China’s Beijing wants to build a 13.8 billion yuan (approximately $2.12 billion) research park for artificial intelligence in the city’s west, according to one news report. One of the future goals of the Chinese people is to become a world leader in AI by 2025.
According to the news agency, Xinhua, the campus will be ready in five years and is expected to be located in the suburban Mentougou district in western Beijing. The area will cover around 54.87 hectares.
The AI research park will include around 400 enterprises and will produce an annual output of 50 billion yuan in Beijing’s Mentougou district, per Xinhua’s report.
The developer of this project, Zhongguancun Development Group, plans to connect with foreign universities and build a “national-level” AI lab in the area.
The executive chairman of Google’s parent company, Alphabet, Eric Schmidt, already announced in November that China is certain it will outdo the U.S. in the field of AI if the U.S. government does not get into action.
The former Google CEO also mentioned during his talk at the Artificial Intelligence and Global Security Summit, “Trust me, these Chinese people are good. They are going to use this technology for both commercial as well as military objectives with all sorts of implications.”
“It’s pretty simple,” Schmidt said. “By 2020 they will have caught up. By 2025 they will be better than us. And by 2030 they will dominate the industries of AI. Just stop for a sec. The government said that.”
As compared to the U.S., we have Google, Facebook, Microsoft, IBM, OpenAI and others, but in terms of China they have tech giants passionately chasing AI research. Some of include Alibaba, Baidu, and Tencent, to name a few.
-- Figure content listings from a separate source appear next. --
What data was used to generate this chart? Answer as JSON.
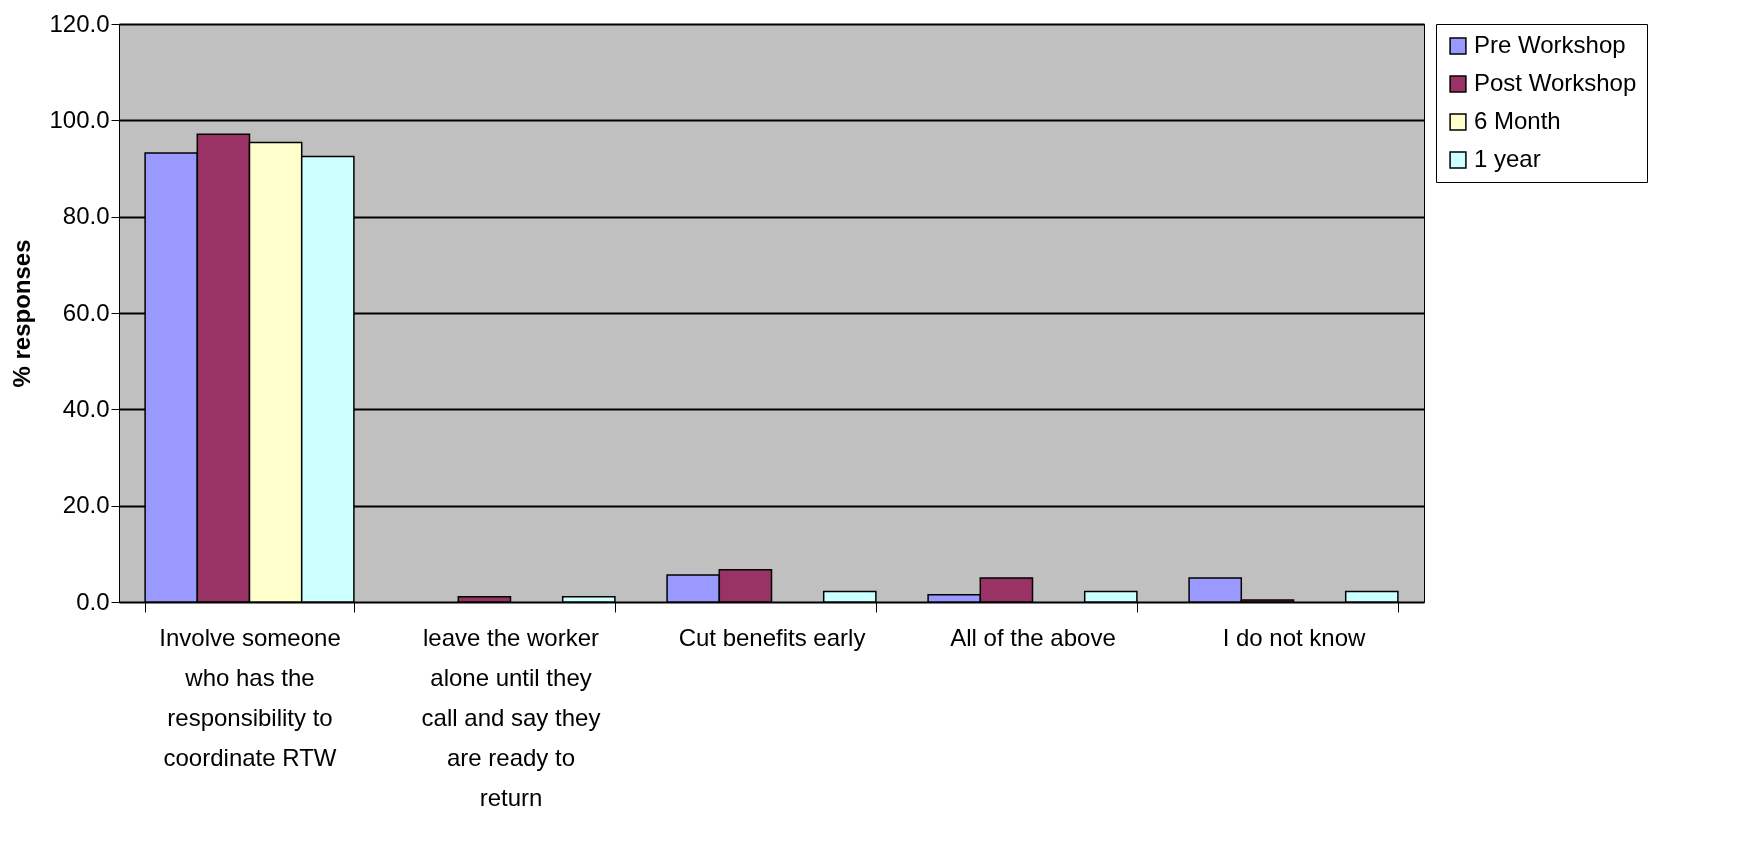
{
  "chart_data": {
    "type": "bar",
    "ylabel": "% responses",
    "categories": [
      "Involve someone who has the responsibility to coordinate RTW",
      "leave the worker alone until they call and say they are ready to return",
      "Cut benefits early",
      "All of the above",
      "I do not know"
    ],
    "series": [
      {
        "name": "Pre Workshop",
        "color": "#9999ff",
        "values": [
          93.2,
          null,
          5.6,
          1.5,
          5.0
        ]
      },
      {
        "name": "Post Workshop",
        "color": "#993366",
        "values": [
          97.1,
          1.1,
          6.7,
          5.0,
          0.4
        ]
      },
      {
        "name": "6 Month",
        "color": "#ffffcc",
        "values": [
          95.4,
          null,
          null,
          null,
          null
        ]
      },
      {
        "name": "1 year",
        "color": "#ccffff",
        "values": [
          92.5,
          1.1,
          2.2,
          2.2,
          2.2
        ]
      }
    ],
    "ylim": [
      0,
      120
    ],
    "yticks": [
      {
        "value": 0,
        "label": "0.0"
      },
      {
        "value": 20,
        "label": "20.0"
      },
      {
        "value": 40,
        "label": "40.0"
      },
      {
        "value": 60,
        "label": "60.0"
      },
      {
        "value": 80,
        "label": "80.0"
      },
      {
        "value": 100,
        "label": "100.0"
      },
      {
        "value": 120,
        "label": "120.0"
      }
    ],
    "grid": "y",
    "legend": "right"
  }
}
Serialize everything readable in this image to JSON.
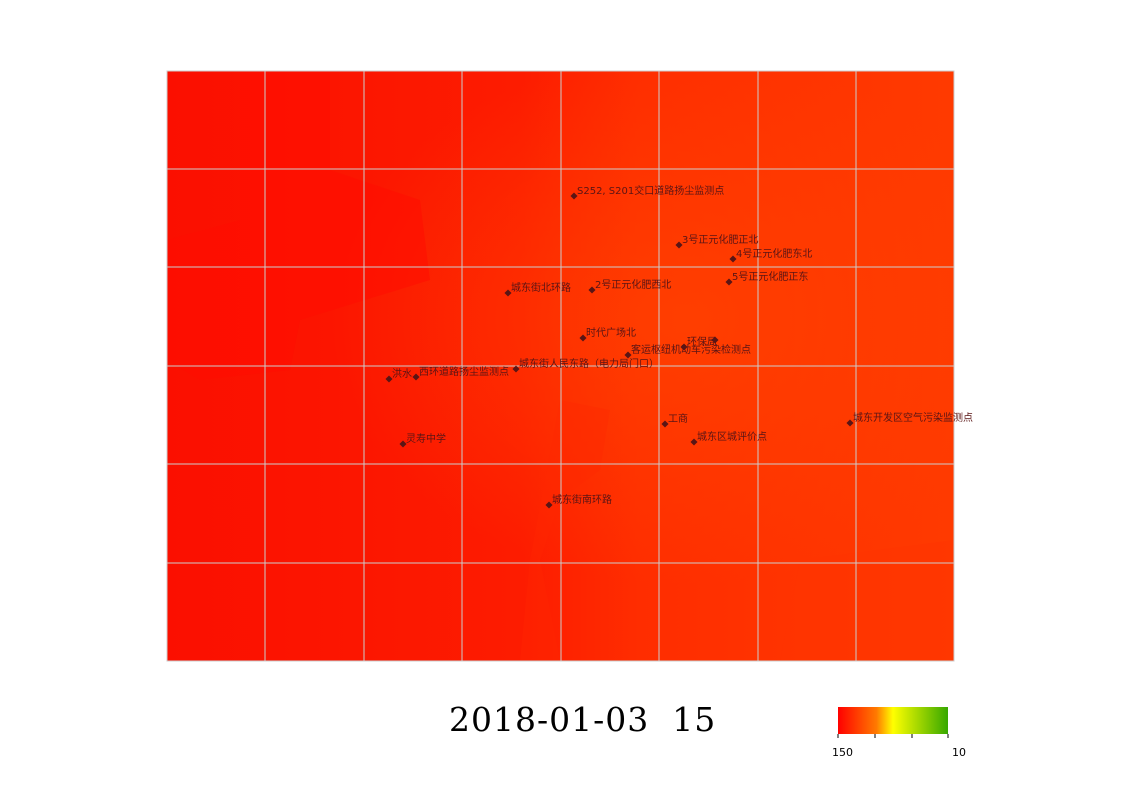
{
  "timestamp": "2018-01-03  15",
  "legend": {
    "min_label": "150",
    "max_label": "10",
    "colors": [
      "#ff0000",
      "#ff7a00",
      "#ffff00",
      "#37a800"
    ]
  },
  "colors": {
    "base": "#fb1a00",
    "warm": "#ff3a00",
    "grid": "#cccccc",
    "marker": "#5a1515"
  },
  "stations": [
    {
      "name": "S252, S201交口道路扬尘监测点"
    },
    {
      "name": "3号正元化肥正北"
    },
    {
      "name": "4号正元化肥东北"
    },
    {
      "name": "5号正元化肥正东"
    },
    {
      "name": "城东街北环路"
    },
    {
      "name": "2号正元化肥西北"
    },
    {
      "name": "时代广场北"
    },
    {
      "name": "环保局"
    },
    {
      "name": "客运枢纽机动车污染检测点"
    },
    {
      "name": "城东街人民东路（电力局门口）"
    },
    {
      "name": "洪水"
    },
    {
      "name": "西环道路扬尘监测点"
    },
    {
      "name": "工商"
    },
    {
      "name": "城东开发区空气污染监测点"
    },
    {
      "name": "城东区城评价点"
    },
    {
      "name": "灵寿中学"
    },
    {
      "name": "城东街南环路"
    }
  ]
}
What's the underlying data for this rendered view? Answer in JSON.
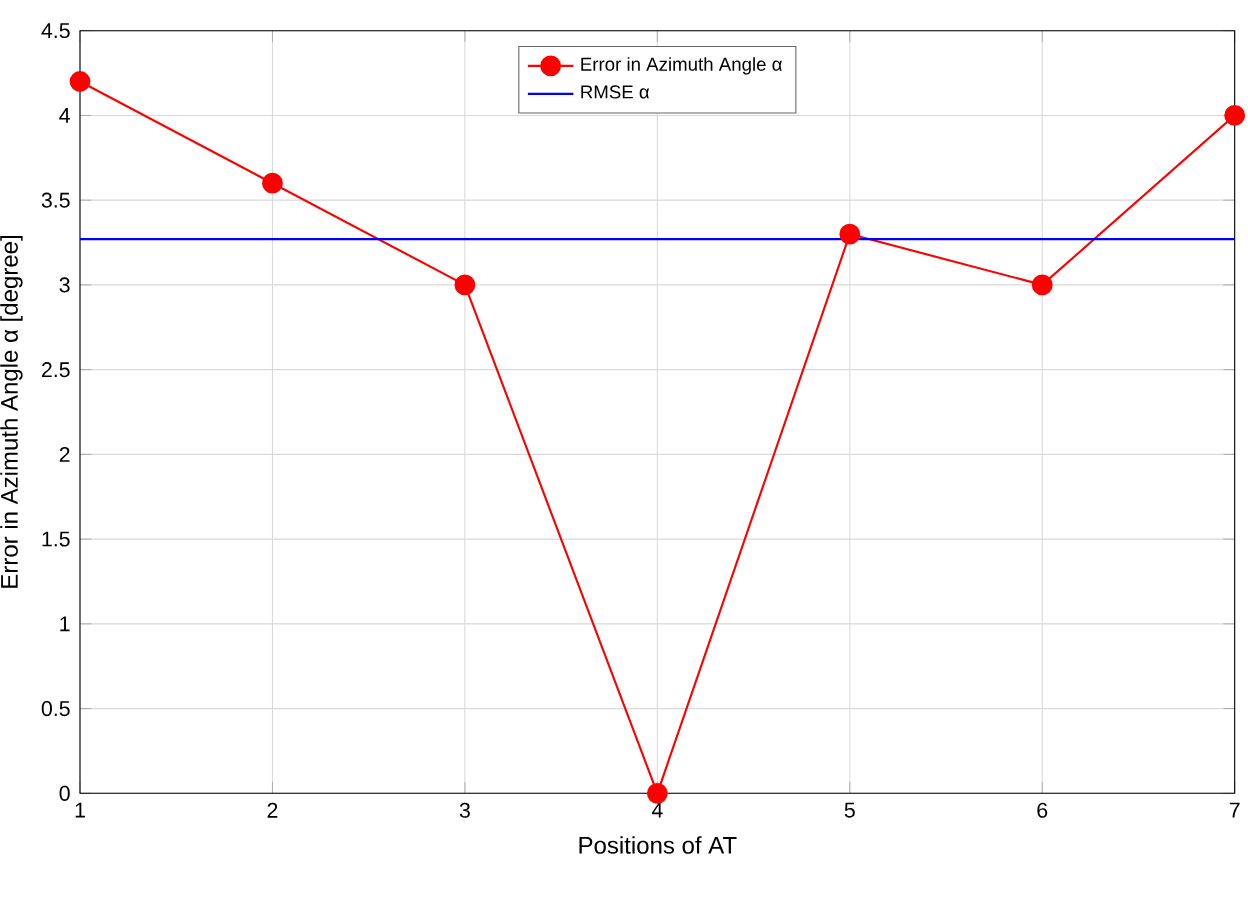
{
  "chart_data": {
    "type": "line",
    "xlabel": "Positions of AT",
    "ylabel": "Error in Azimuth Angle α [degree]",
    "xlim": [
      1,
      7
    ],
    "xticks": [
      1,
      2,
      3,
      4,
      5,
      6,
      7
    ],
    "ylim": [
      0,
      4.5
    ],
    "yticks": [
      0,
      0.5,
      1,
      1.5,
      2,
      2.5,
      3,
      3.5,
      4,
      4.5
    ],
    "grid": true,
    "legend": "top",
    "series": [
      {
        "name": "Error in Azimuth Angle α",
        "color": "#ff0000",
        "marker": "circle",
        "x": [
          1,
          2,
          3,
          4,
          5,
          6,
          7
        ],
        "values": [
          4.2,
          3.6,
          3.0,
          0,
          3.3,
          3.0,
          4.0
        ]
      },
      {
        "name": "RMSE α",
        "color": "#0000ff",
        "marker": "none",
        "x": [
          1,
          7
        ],
        "values": [
          3.27,
          3.27
        ]
      }
    ]
  }
}
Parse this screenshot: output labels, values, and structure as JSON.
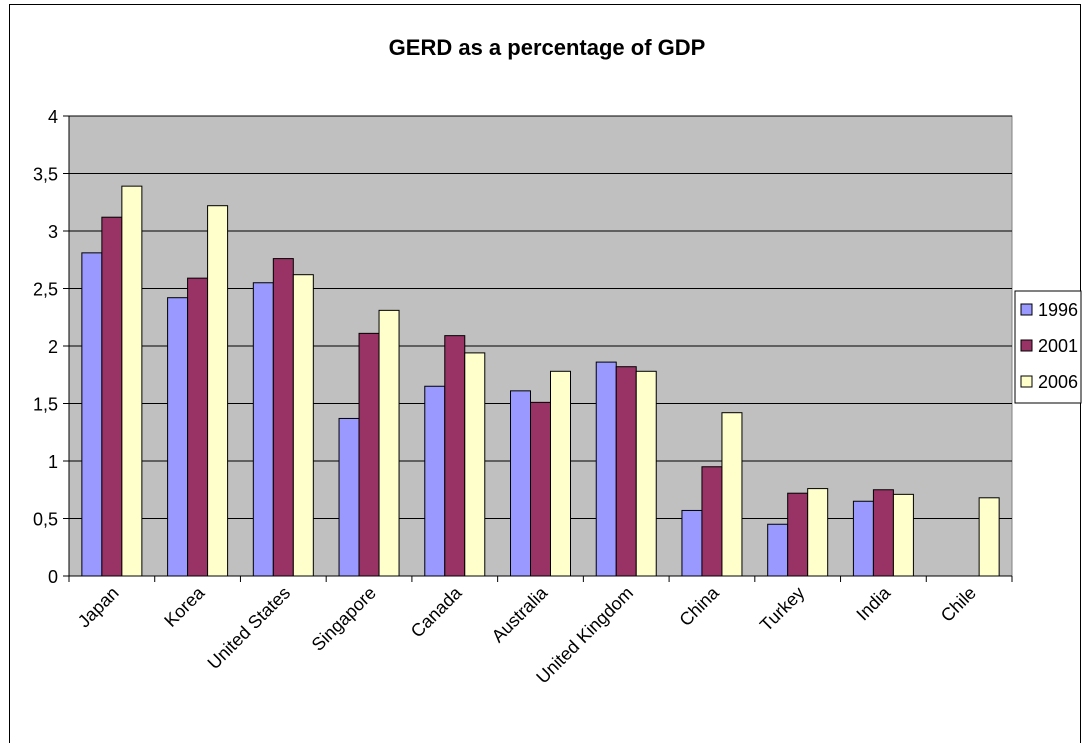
{
  "chart_data": {
    "type": "bar",
    "title": "GERD as a percentage of GDP",
    "xlabel": "",
    "ylabel": "",
    "ylim": [
      0,
      4
    ],
    "yticks": [
      "0",
      "0,5",
      "1",
      "1,5",
      "2",
      "2,5",
      "3",
      "3,5",
      "4"
    ],
    "grid": true,
    "legend_position": "right",
    "plot_background": "#c0c0c0",
    "categories": [
      "Japan",
      "Korea",
      "United States",
      "Singapore",
      "Canada",
      "Australia",
      "United Kingdom",
      "China",
      "Turkey",
      "India",
      "Chile"
    ],
    "series": [
      {
        "name": "1996",
        "color": "#9999ff",
        "values": [
          2.81,
          2.42,
          2.55,
          1.37,
          1.65,
          1.61,
          1.86,
          0.57,
          0.45,
          0.65,
          null
        ]
      },
      {
        "name": "2001",
        "color": "#993366",
        "values": [
          3.12,
          2.59,
          2.76,
          2.11,
          2.09,
          1.51,
          1.82,
          0.95,
          0.72,
          0.75,
          null
        ]
      },
      {
        "name": "2006",
        "color": "#ffffcc",
        "values": [
          3.39,
          3.22,
          2.62,
          2.31,
          1.94,
          1.78,
          1.78,
          1.42,
          0.76,
          0.71,
          0.68
        ]
      }
    ]
  }
}
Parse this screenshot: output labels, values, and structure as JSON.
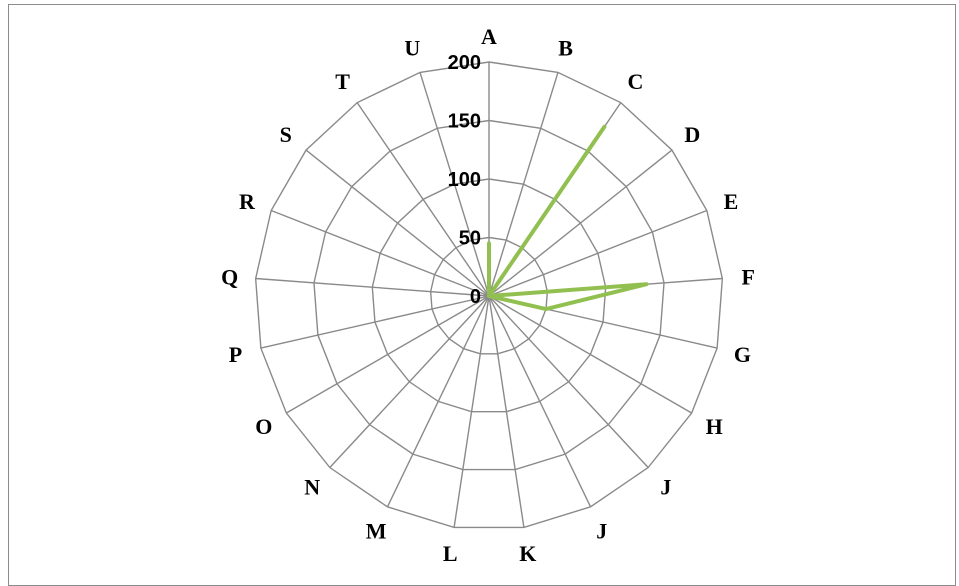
{
  "chart_data": {
    "type": "radar",
    "categories": [
      "A",
      "B",
      "C",
      "D",
      "E",
      "F",
      "G",
      "H",
      "J",
      "J",
      "K",
      "L",
      "M",
      "N",
      "O",
      "P",
      "Q",
      "R",
      "S",
      "T",
      "U"
    ],
    "series": [
      {
        "values": [
          45,
          0,
          175,
          0,
          0,
          135,
          50,
          0,
          0,
          0,
          0,
          0,
          0,
          0,
          0,
          0,
          0,
          0,
          0,
          0,
          0
        ],
        "color": "#92C050"
      }
    ],
    "rlim": [
      0,
      200
    ],
    "ticks": [
      0,
      50,
      100,
      150,
      200
    ],
    "tick_labels": [
      "0",
      "50",
      "100",
      "150",
      "200"
    ],
    "grid": true,
    "legend": "none",
    "grid_color": "#8A8A8A"
  }
}
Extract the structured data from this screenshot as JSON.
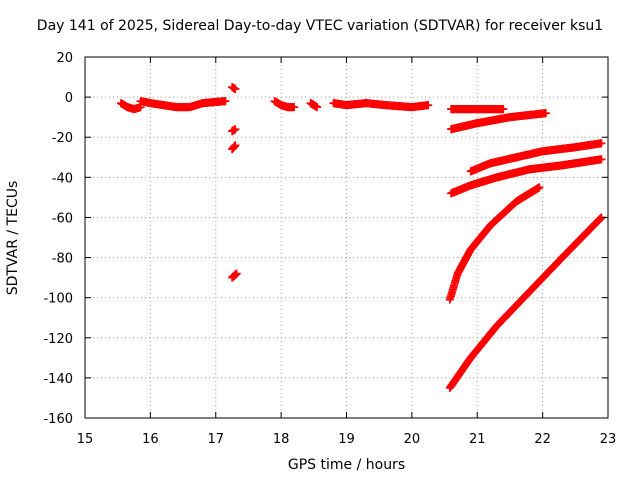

China wanted to achieve AI development as soon as possible, but it will increase strains between Beijing and the United States over the competitive applications of AI in military technology.
“I don’t think they’ll (China) be number one, because I think there’s still a level of genius and creativity in Silicon Valley that persists and will always persist,” venture capitalist Jim Breyer of Breyer Capital mentioned to a CNBC-hosted panel in November.